Monday, March 29, 2010

Protest the Hero’s Dostoevsky grin


^I did not take this photo. Image rights reserved by the respective author.

Last Thursday Protest the Hero came to the University of Guelph and I got a chance to interview the band's bassist and lyricist, Arif Mirabdolbaghi. All I can say is that the guy was really laid-back and that he was totally down with doing the interview. He also loves his Dostoevsky. Here's the article I wrote for The Ontarion:

Protest the Hero’s Dostoevsky grin
Math-metal quintet hits The Brass Taps
by Tom Beedham


Long before MuchMusic’s disBand and before Lights and Stereos were signed to his record label, in 1999 Mark “London” Spicoluk’s Underground Operations was but a small nexus that consisted of a fistful bands that you only knew about from word of mouth, hours spent on Myspace, or from watching George Stroumboulopoulos’ The Punk Show. While many of the bands that originally supported Spicoluk’s label have since left to pursue other things in life and the face of Underground Operations has certainly changed, one group has only changed its name. Once known as Happy Go Lucky, Whitby mathcore act Protest the Hero maintains its association with Underground Operations still to this day, despite having gained worldly success and being signed on to the monolithic Vagrant records since 2006.

In an execution of reifying their contemporary name, last Thursday Protest the Hero took a night off from their freshly embarked upon Jagermeister-sponsored and more commercially attractive Snocore tour to headline an intimate, 350 person capacity show put on by the University of Guelph’s metal club at The Brass Taps.

Assaulting fans with an arsenal of songs mainly from their 2008 studio album Fortress, but also including tracks like “Blindfolds Aside” and “Heretics & Killers” off of their 2005 album Kezia—which combined with a 2006 signing to Vagrant records also brought the band success in the States—Protest unleashed a performance that went against what lead vocalist Rody Walker anticipated about the band at the time of Fortress’ release. In a 2008 interview with MTV, Walker described Protest the Hero as ADD Metal, making reference to how the band gets bored easily and how at the time of Fortress’ release, there wasn’t any desire to play songs off of Kezia ever again because the songs were routine and they wanted to perfect their new and more complicated work. Bassist and lyricist Arif Mirabdolbaghi confirms that when PTH plays tracks from Kezia, it’s mostly for the fans, but also maintains that when Rody did that interview, his responses were indicative of “a time in [the band’s] life where we were feeling this sort of musical frustration.”

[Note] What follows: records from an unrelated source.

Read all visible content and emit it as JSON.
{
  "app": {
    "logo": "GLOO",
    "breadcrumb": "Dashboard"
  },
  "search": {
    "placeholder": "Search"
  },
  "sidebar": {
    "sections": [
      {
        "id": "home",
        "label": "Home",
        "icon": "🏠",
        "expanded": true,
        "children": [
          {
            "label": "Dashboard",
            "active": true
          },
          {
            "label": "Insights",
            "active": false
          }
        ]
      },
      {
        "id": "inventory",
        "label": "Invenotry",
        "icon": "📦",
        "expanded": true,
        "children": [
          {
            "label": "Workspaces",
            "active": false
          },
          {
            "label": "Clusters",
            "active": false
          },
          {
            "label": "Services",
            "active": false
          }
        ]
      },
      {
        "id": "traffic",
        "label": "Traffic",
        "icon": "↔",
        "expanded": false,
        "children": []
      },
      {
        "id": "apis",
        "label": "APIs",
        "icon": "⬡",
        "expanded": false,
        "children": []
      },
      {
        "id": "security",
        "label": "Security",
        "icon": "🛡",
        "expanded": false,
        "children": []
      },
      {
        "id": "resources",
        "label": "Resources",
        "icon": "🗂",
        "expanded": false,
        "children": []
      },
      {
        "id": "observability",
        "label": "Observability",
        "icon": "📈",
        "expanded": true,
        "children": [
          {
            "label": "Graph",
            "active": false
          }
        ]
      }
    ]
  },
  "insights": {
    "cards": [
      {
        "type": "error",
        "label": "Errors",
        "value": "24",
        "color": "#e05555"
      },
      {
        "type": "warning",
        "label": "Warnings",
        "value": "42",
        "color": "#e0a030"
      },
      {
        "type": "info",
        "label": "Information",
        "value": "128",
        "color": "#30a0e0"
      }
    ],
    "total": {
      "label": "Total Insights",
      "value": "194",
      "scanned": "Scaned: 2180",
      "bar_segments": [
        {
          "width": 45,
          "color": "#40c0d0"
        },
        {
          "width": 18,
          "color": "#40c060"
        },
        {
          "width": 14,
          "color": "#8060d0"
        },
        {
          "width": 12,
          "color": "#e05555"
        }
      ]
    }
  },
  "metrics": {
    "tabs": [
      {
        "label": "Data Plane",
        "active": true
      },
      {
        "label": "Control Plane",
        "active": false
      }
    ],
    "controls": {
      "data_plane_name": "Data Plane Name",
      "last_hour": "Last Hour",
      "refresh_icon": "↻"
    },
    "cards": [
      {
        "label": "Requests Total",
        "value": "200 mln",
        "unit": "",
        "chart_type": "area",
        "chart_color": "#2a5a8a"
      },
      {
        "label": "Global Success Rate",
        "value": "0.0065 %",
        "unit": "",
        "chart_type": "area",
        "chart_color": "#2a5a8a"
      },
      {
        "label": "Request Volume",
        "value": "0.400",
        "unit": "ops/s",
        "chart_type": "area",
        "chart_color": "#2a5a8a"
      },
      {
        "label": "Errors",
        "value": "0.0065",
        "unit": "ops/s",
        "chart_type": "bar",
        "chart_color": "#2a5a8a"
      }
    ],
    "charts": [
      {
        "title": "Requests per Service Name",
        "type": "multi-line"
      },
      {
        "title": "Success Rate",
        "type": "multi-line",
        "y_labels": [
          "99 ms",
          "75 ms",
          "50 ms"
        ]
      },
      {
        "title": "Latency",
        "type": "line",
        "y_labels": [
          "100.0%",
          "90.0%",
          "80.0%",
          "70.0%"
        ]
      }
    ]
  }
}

The band’s reverence for undertaking onerous tasks might have something to do with its influences. One of Protest’s most overt lyrical influences—especially in pre-Kezia material—is Russian novelist Fyodor Dostoevsky. Even the title of one of PTH’s songs, "I Am Dmitri Karamazov and the World is My Father" is a direct reference to The Brothers Karamazov, Dostoevsky’s last novel, which is—in only a few words—about struggling with intellectual stasis.

In 2004, Mirabdolbaghi was even invited to (and attended) the 12th Symposium of the International Dostoevsky Society at the University of Geneva in Switzerland. Reflecting on the Russian thinker, Mirabdolbaghi admires the fact that “[Dostoevsky’s] mind rebels stagnation” while also contending that there is no way he could ever cease to be influenced by him, despite while “perpetually turning into someone else.”

Despite the band’s self-acknowledged short attention span and while tens of thousands of students prostrate the fruits of their hard-earned labour to the university every semester, bassist and lyricist Arif Mirabdolbaghi said that even though the band has made some obscure rider requests in the past—including birthday cakes, underwear, wallpaper imported from China, Persian carpets, and films by Dennis Quaid “because we think he’s a comic genius, even if he doesn’t realize it”—on Thursday Protest played it modest and didn’t ask for anything special to play at the U of G. Mirabdolbaghi also insisted that, “Our rider isn’t ‘make it or break it’ in the sense that if we don’t receive what we request we’re not going to play a show.”

According to Mirabdolbaghi, after Snocore and an appearance at New Jersey music festival The Bamboozle at the start of May, the band—which hasn’t put out any new material as far as songs go since Fortress in 2008—is looking forward to getting back into the studio and recording new work, which they’ve already started writing. Apart from his work with Protest the Hero, Mirabdolbaghi is further pursuing his interest in Dostoevsky. In collaboration with an actor friend, Mirabdolbaghi is currently in the process of interpreting a Dostoevsky work for a string bass piece, the performance of which will premiere in Toronto at the end of April.